I don’t care if she tells me off. This was so worth it.

She glances over his shoulder and catches my eye. ‘We’ll be having words about this, missy,’ she announces with some authority.

‘And we’ll be having words about you not telling me, Granny,’ Robbie responds just as firmly. ‘All this time, I could have been here with you.’

She pulls a face, and looks about as remorseful as I feel.

‘Get away with you now, you loon. I didn’t tell you because you were living your own life out there, and that’s all I’ve ever wanted for you.

Besides, I was in safe hands – Joanne here fed me gruel twice a day, and only beat me with her whipping stick when I’d been bad. ’

Her sister sticks her tongue out at her in a gesture that is so out of character it makes us all laugh. She comes to give Robbie a hug of her own, and adds: ‘Good to have you home, son.
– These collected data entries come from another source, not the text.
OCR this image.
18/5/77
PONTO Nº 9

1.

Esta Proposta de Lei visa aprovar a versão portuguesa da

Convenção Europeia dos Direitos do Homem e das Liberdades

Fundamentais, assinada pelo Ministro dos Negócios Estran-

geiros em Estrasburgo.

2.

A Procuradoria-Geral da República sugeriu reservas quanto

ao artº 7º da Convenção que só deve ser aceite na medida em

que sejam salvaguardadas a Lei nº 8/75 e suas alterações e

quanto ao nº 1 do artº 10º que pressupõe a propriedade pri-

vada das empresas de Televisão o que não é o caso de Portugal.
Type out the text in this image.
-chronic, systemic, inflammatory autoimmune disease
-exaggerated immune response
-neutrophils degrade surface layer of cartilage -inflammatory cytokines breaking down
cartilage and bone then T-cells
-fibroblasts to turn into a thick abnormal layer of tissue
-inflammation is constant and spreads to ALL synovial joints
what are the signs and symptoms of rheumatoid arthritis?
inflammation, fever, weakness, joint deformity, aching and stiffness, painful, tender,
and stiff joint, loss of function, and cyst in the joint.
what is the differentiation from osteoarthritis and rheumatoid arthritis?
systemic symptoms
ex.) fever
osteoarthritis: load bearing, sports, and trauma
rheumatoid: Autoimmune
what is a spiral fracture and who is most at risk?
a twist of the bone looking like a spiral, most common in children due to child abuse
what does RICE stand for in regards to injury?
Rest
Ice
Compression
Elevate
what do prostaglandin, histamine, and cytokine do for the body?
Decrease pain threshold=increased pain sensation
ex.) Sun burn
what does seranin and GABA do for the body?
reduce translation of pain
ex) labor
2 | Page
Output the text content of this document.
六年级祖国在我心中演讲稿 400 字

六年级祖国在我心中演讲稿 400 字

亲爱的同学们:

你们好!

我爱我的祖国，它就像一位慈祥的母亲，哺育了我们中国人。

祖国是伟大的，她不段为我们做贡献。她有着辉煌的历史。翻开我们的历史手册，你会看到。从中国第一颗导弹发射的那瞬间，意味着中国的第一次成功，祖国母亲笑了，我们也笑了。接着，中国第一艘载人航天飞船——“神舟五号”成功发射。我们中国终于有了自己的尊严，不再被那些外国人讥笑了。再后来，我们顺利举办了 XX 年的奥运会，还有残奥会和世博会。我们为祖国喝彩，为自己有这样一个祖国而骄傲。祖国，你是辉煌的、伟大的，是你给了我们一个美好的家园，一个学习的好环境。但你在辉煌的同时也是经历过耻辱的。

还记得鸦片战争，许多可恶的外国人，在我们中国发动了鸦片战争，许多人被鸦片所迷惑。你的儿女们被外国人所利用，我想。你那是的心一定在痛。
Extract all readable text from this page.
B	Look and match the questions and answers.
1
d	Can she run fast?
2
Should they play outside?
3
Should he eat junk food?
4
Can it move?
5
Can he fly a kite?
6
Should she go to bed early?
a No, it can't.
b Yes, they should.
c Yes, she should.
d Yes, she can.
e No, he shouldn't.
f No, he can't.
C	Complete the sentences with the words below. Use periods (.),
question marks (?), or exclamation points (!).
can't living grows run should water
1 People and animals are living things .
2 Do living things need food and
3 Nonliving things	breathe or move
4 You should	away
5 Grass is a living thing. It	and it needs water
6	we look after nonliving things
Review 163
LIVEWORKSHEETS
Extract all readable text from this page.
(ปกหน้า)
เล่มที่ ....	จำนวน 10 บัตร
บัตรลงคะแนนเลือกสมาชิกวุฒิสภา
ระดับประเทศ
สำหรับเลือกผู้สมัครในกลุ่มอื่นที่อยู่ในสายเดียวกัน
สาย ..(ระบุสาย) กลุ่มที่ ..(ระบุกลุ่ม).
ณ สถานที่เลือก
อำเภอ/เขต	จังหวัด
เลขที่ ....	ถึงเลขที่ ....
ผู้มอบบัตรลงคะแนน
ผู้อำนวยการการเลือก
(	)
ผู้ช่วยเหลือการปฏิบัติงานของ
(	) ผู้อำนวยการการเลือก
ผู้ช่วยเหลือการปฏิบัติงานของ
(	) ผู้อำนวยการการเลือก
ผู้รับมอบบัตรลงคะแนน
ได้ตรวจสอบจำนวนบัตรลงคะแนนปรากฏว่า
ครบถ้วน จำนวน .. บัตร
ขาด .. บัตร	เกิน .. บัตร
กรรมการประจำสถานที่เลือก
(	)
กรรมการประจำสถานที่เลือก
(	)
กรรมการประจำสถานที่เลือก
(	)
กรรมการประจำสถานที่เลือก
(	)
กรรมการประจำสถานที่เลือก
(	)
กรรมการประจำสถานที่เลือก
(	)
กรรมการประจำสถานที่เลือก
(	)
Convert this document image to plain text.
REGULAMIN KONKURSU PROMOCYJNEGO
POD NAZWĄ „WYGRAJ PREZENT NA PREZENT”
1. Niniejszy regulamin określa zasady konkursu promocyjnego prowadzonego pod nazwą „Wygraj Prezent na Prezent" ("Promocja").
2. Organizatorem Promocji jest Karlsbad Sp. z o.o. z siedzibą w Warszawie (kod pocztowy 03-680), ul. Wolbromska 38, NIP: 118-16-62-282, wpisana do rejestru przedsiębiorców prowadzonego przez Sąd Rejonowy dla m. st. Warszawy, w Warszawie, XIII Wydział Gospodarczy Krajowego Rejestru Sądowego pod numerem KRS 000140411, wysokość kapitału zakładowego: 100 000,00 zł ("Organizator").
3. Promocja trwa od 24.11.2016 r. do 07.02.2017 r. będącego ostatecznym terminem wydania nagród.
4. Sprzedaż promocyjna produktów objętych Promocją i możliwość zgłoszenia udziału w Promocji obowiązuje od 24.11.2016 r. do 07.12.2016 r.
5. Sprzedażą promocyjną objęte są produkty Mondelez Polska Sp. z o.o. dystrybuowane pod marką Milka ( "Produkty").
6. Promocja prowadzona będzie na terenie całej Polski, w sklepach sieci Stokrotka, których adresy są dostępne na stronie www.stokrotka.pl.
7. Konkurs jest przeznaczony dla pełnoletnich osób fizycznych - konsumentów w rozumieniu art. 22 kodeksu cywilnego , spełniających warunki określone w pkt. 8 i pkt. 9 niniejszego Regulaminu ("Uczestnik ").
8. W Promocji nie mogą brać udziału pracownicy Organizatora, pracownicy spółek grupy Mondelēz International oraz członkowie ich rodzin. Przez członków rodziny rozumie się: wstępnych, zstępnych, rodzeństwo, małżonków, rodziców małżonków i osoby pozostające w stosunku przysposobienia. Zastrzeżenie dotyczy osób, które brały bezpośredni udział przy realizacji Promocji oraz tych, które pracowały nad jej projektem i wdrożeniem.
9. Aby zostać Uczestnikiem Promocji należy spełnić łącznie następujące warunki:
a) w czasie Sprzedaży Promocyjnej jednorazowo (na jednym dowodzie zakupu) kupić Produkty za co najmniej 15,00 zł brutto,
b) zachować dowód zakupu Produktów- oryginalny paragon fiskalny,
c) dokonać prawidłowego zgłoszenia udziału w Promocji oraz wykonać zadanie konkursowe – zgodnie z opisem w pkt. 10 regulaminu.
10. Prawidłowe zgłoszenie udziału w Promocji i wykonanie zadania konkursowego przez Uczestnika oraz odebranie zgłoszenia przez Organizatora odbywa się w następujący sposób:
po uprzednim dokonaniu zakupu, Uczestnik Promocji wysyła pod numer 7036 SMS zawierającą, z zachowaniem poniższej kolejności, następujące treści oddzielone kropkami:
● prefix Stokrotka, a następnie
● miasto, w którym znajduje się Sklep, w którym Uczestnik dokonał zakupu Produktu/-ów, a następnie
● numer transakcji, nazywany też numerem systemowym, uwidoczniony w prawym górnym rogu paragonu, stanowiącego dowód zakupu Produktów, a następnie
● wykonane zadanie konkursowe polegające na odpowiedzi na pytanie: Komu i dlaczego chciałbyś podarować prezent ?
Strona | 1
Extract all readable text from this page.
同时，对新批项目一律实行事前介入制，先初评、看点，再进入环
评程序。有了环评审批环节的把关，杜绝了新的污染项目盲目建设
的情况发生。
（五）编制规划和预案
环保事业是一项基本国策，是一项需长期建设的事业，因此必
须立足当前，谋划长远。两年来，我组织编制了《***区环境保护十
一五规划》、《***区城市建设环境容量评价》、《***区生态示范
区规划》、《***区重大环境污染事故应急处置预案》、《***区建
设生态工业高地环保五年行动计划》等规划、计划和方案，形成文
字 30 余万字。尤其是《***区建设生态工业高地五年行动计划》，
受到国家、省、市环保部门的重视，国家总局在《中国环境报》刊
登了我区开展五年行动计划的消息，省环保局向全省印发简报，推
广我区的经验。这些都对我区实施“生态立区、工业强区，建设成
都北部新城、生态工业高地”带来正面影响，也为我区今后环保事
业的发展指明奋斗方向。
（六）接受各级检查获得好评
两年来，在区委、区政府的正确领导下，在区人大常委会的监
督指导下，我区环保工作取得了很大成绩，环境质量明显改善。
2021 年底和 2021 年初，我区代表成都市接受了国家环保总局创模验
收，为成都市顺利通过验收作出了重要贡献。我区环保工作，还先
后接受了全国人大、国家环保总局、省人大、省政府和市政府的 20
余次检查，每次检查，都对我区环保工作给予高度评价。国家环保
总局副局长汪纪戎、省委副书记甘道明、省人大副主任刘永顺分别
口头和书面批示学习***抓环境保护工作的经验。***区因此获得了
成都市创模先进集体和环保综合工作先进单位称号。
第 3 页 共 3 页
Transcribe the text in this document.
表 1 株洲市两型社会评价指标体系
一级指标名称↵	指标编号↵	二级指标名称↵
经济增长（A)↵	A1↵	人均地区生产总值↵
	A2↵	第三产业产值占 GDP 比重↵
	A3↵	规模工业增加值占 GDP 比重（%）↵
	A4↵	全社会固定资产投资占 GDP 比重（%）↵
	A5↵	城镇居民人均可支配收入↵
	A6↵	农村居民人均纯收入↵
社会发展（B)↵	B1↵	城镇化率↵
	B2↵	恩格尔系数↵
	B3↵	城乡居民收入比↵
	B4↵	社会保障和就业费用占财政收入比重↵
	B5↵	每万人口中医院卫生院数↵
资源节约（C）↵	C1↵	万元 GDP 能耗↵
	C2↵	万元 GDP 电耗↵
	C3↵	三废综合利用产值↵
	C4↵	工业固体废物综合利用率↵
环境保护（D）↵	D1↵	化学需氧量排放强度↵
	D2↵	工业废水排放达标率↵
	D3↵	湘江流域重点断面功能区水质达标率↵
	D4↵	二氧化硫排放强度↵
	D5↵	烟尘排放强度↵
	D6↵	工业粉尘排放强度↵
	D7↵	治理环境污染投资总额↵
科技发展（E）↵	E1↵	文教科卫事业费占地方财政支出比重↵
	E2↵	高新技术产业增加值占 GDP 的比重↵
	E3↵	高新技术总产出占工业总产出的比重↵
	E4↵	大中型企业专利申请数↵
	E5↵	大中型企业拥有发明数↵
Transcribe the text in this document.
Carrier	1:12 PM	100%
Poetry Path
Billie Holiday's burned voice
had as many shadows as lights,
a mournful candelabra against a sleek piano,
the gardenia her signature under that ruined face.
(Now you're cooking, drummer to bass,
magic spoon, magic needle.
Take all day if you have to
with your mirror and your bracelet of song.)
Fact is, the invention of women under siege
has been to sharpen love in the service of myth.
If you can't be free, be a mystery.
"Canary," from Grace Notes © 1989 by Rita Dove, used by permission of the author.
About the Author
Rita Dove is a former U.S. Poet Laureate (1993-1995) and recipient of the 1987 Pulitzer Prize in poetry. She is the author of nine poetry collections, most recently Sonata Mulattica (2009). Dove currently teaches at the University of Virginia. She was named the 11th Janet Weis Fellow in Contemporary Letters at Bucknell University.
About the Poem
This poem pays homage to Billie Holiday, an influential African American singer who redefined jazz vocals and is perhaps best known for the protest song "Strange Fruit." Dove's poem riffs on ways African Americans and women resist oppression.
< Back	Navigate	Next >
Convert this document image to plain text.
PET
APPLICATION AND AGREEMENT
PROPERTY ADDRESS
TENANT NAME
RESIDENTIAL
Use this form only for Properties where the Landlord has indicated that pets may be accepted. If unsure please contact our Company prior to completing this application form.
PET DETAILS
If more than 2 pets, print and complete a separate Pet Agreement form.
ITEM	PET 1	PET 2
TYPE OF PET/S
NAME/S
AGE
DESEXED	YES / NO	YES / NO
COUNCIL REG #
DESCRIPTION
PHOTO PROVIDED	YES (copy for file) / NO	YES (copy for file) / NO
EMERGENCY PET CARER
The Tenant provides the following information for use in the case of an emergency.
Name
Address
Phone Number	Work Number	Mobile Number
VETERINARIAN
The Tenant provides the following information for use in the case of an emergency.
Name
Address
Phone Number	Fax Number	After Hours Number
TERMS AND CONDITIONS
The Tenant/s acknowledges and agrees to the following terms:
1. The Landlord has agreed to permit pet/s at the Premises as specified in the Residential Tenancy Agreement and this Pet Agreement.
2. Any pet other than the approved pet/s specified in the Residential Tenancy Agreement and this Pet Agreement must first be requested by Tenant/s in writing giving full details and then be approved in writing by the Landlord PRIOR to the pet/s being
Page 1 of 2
We’ve missed you.’

After that, a full-scale celebration begins.

There is wine, and whisky, and a few pints of Guinness for Brody.

Rosie arrives with a giant cake that says ‘Welcome home Robbie!’ on it, and more locals turn up to greet the prodigal son.

Some of them bring instruments, and before long there’s a full-on sing-song going.

I sit off in one corner with Brody, and he raises an eyebrow when I refuse a glass of fizzy wine.

‘I don’t need it,’ I say quietly, ‘this is enough. Being here with you, seeing this. Feeling this place in my bones. I guess you could say I’m already high on life.’

Brody nods, and slips his fingers into mine. He squeezes them but doesn’t speak – there’d be no point now, anyway, because Billy Baird, the local postman, has started playing his pipes. Moira throws a beer mat him, but he is undeterred. It’s not the most melodic of sounds, but it feels right.

Everything feels right, and I savour the moment. I know there won’t be many moments like this left here in Bonnie Bay, with Brody.